SBJA increases the exclusion from 75 percent to 100 percent for qualified small business stock acquired after the enactment date and before 2011. In addition, there is no alternative minimum tax imposed on any gains eligible for the 100 percent exclusion.

While the 100 percent exclusion is a significant tax benefit, taxpayers must act quickly because they only have until the end of the year to acquire the qualifying stock. The stock must be original issue stock in a C corporation held by a non-corporate investor, the gross assets of the corporation may not exceed $50 million at the time of issue, and the corporation must actively conduct a trade or business.

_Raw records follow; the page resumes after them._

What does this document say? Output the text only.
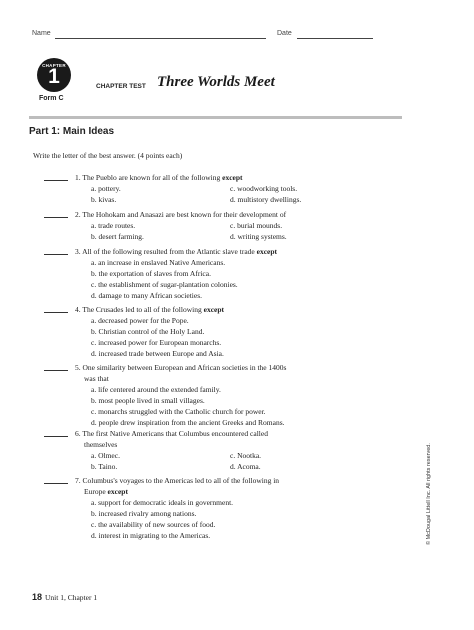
Name	Date
CHAPTER
1
Form C
CHAPTER TEST Three Worlds Meet
Part 1: Main Ideas
Write the letter of the best answer. (4 points each)
1. The Pueblo are known for all of the following except
a. pottery.	c. woodworking tools.
b. kivas.	d. multistory dwellings.
2. The Hohokam and Anasazi are best known for their development of
a. trade routes.	c. burial mounds.
b. desert farming.	d. writing systems.
3. All of the following resulted from the Atlantic slave trade except
a. an increase in enslaved Native Americans.
b. the exportation of slaves from Africa.
c. the establishment of sugar-plantation colonies.
d. damage to many African societies.
4. The Crusades led to all of the following except
a. decreased power for the Pope.
b. Christian control of the Holy Land.
c. increased power for European monarchs.
d. increased trade between Europe and Asia.
5. One similarity between European and African societies in the 1400s
was that
a. life centered around the extended family.
b. most people lived in small villages.
c. monarchs struggled with the Catholic church for power.
d. people drew inspiration from the ancient Greeks and Romans.
6. The first Native Americans that Columbus encountered called
themselves
a. Olmec.	c. Nootka.
b. Taino.	d. Acoma.
7. Columbus's voyages to the Americas led to all of the following in
Europe except
a. support for democratic ideals in government.
b. increased rivalry among nations.
c. the availability of new sources of food.
d. interest in migrating to the Americas.	© McDougal Littell Inc. All rights reserved.
18 Unit 1, Chapter 1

Shortened Built-in Gain holding period for S Corporations: Historically, an S corporation that had converted from a C corporation generally was required to pay built-in gains tax on any assets disposed of within the first ten years of converting to S corporation status. This preserved the C Corporation “double taxation” model for appreciated assets held at the time of conversion. In 2009 and 2010, an S corporation could sell built-in gain property without paying a corporate level tax as long as the corporation had held the property for seven years. The new law reduces the holding period on these assets in 2011 from seven years to five years. This means that C corporations that filed Subchapter S elections effective for the 2006 tax year (or earlier) can sell built-in gain property without paying the built-in gains corporate level tax.

Startup Expense Deduction Increased: Generally, taxpayers may deduct up to only $5,000 of startup expenditures, subject to a phase-out threshold of $50,000, and the remainder must be amortized over 180 months. The new law increases the maximum deduction to $10,000 and the phase-out threshold to $60,000. This provision only applies to startup expenditures incurred in the 2010 tax year.

Self-employment Tax Break on Health Insurance: Individuals subject to self-employment tax may not deduct health insurance for purposes of computing net earnings subject to self-employment tax. For the 2010 tax year only, taxpayers will be allowed to reduce their net self-employment income by the cost of their health insurance.

Cell Phones No Longer Listed Property: Under prior law, cell phones (and similar telecommunications devices) were considered “listed property,” and thus were subject to strict substantiation requirements for the business use of the property. Recognizing that employer-provided cell phones are now commonplace, the new law removes cell phones from the definition of listed property leaving it open for the IRS to determine that the personal use of cell phones provided primarily for business purposes constitutes a de minimis or working condition fringe benefit that can be provided tax free to employees.

Increased Information Reporting: The health care reform act imposed onerous new reporting requirements on taxpayers beginning in 2012 by requiring 1099 reporting on all payments of $600 or more for both goods and services, and extended the reporting to corporations. While there is broad support in Congress to scale back or even repeal that provision, in the meantime Congress has piled it on by imposing even more information reporting requirements on taxpayers. Taxpayers who receive rental real estate income, traditionally exempted from the reporting requirements, will now be required to report payments of $600 or more to a service provider beginning in 2011. Individuals who only receive a minimal amount of rental income (as defined by the Treasury Department) will be exempt from these requirements.

Penalties: Congress increased the penalties that apply to the failure to file correct information returns (e.g., Form 1099 or Schedule K-1). The increases apply to both the penalties applicable to each such failure ($100 up from $50 unless corrected immediately), and to the maximum annual limitation ($1,500,000 up from $250,000 unless corrected immediately).